The unit Fisher information matrix is then \[\begin{align*} I(\mu, \sigma) = - E\left[ \begin{bmatrix} -\frac{1}{\sigma^2} & -\frac{2(x-\mu)}{\sigma^3} \\ -\frac{2(x-\mu)}{\sigma^3} & \frac{1}{\sigma^2} - \frac{3(x-\mu)^2}{\sigma^4} \end{bmatrix} \right] = \begin{bmatrix} \frac{1}{\sigma^2} & 0 \\ 0 & \frac{2}{\sigma^2} \end{bmatrix}, \end{align*}\] where we used the fact that \(E[X - \mu] = 0\) and \(E[(X - \mu)^2] = \sigma^2\).

Exercise 15.10 Find the unit Fisher information for the binomial distribution with fixed \(n\).

Solution. The binomial mass is \[\begin{equation*} P(X = k; n, p) = \binom{n}{k}p^k(1-p)^{n-k}. \end{equation*}\]

Its logarithm is \[\begin{equation*} \log P(X = k; n, p) = \log \binom{n}{k} + k\log p + (n-k)\log(1-p). \end{equation*}\]

The partial derivatives are \[\begin{align*} \frac{\partial}{\partial p} \log P(X = k; n, p) &= \frac{k}{p} - \frac{n-k}{1-p}, \\ \frac{\partial^2}{\partial p^2} \log P(X = k; n, p) &= -\frac{k}{p^2} - \frac{n-k}{(1-p)^2}. \end{align*}\]

The unit Fisher information is \[\begin{align*} I(p) = - E\left[ \frac{\partial^2}{\partial p^2} \log P(X = k; n, p) \right] = \frac{n}{p(1-p)}, \end{align*}\] where we used the fact that \(E[k] = np\) for \(k \sim X\).

15.3 The German tank problem

Exercise 15.11 (The German tank problem) During WWII the allied intelligence were faced with an important problem of estimating the total production of certain German tanks, such as the Panther. What turned out to be a successful approach was to estimate the maximum from the serial numbers of the small sample of captured or destroyed tanks (describe the statistical model used).

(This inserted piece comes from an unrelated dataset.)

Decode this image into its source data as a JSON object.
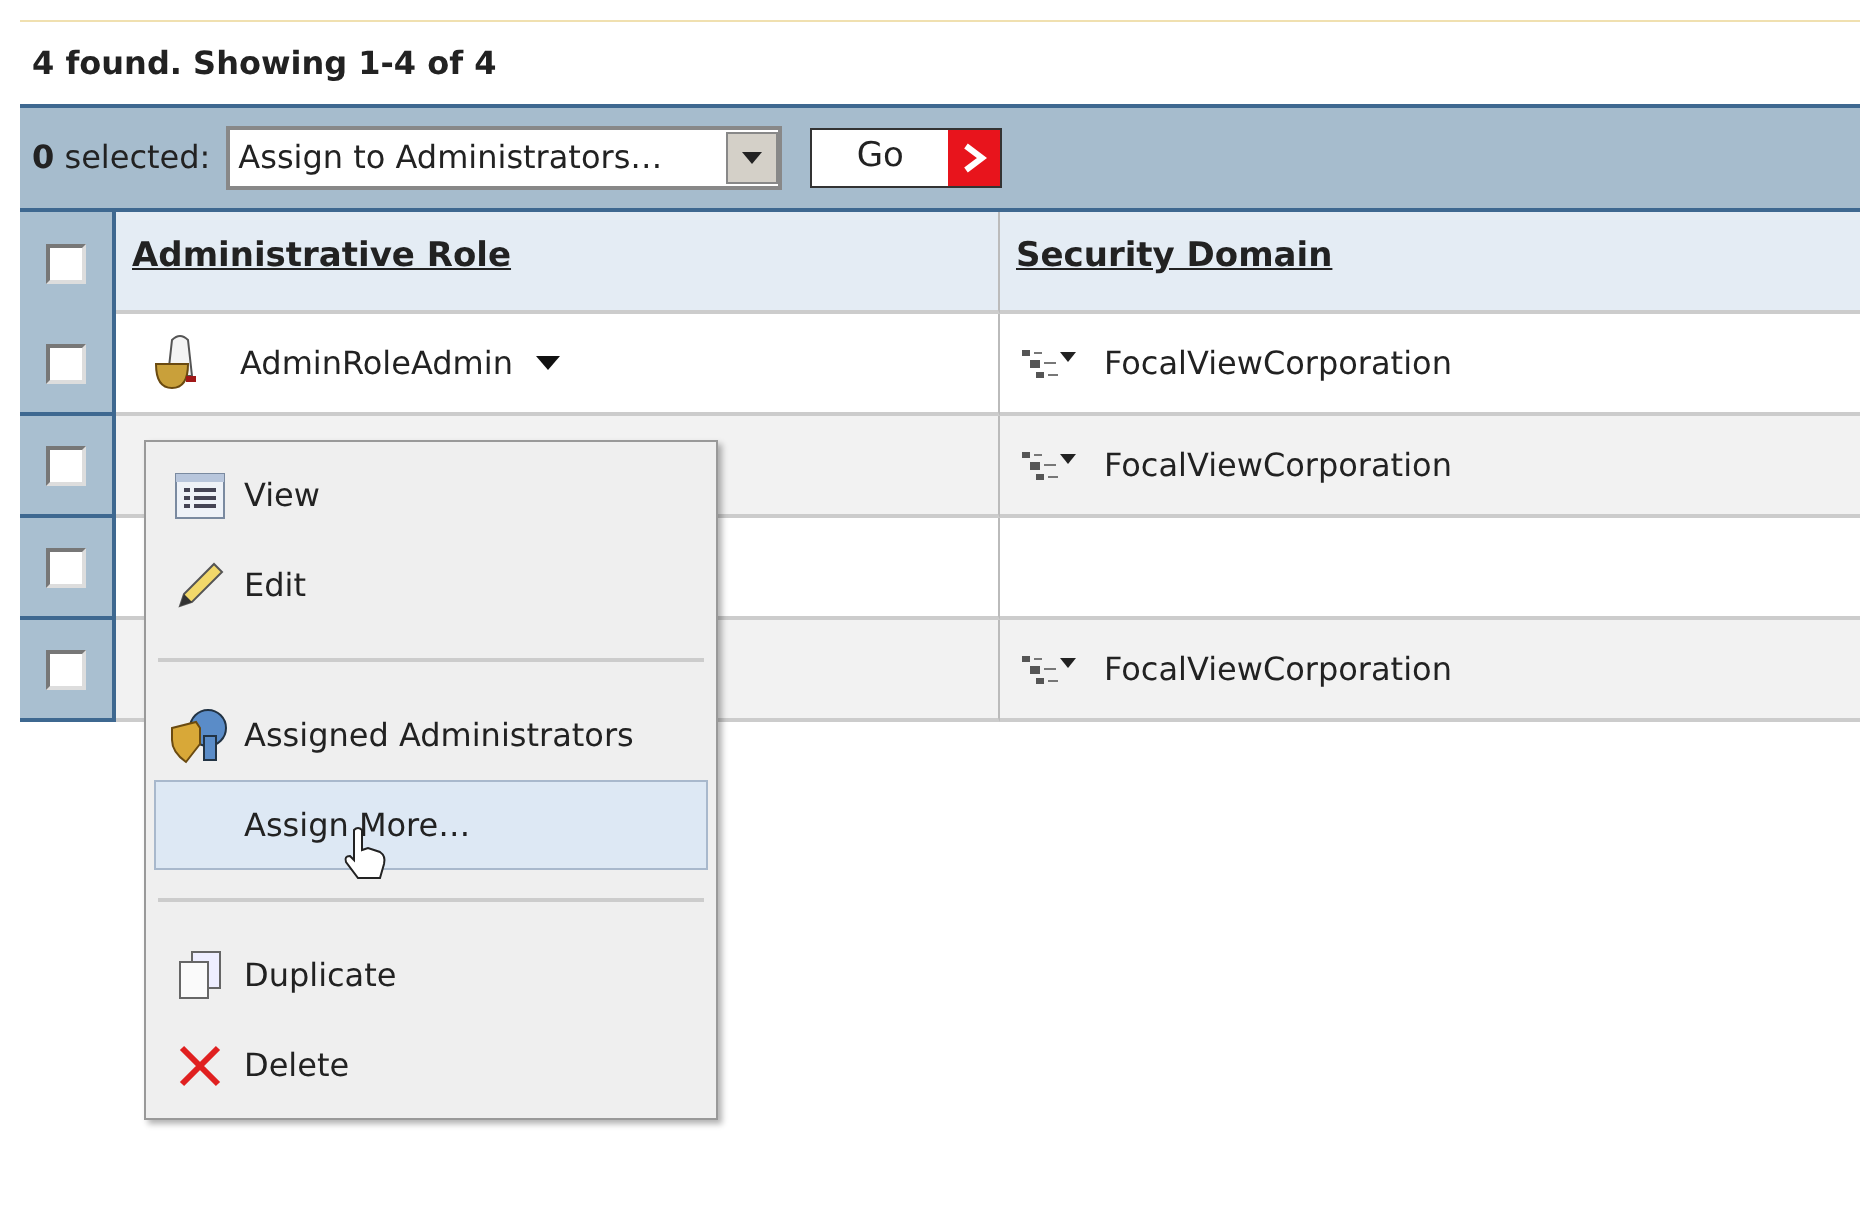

What assumptions were made by using the above model? Do you think they are reasonable assumptions in practice?
Show that the plug-in estimate for the maximum (i.e. the maximum of the sample) is a biased estimator.
Derive the maximum likelihood estimate of the maximum.
Check that the following estimator is not biased: \(\hat{n} = \frac{k + 1}{k}m - 1\).

Solution. The data are the serial numbers of the tanks. The parameter is \(n\), the total production of the tank. The distribution of the serial numbers is a discrete uniform distribution over all serial numbers.

One of the assumptions is that we have i.i.d samples, however in practice this might not be true, as some tanks produced later could be sent to the field later, therefore already in theory we would not be able to recover some values from the population.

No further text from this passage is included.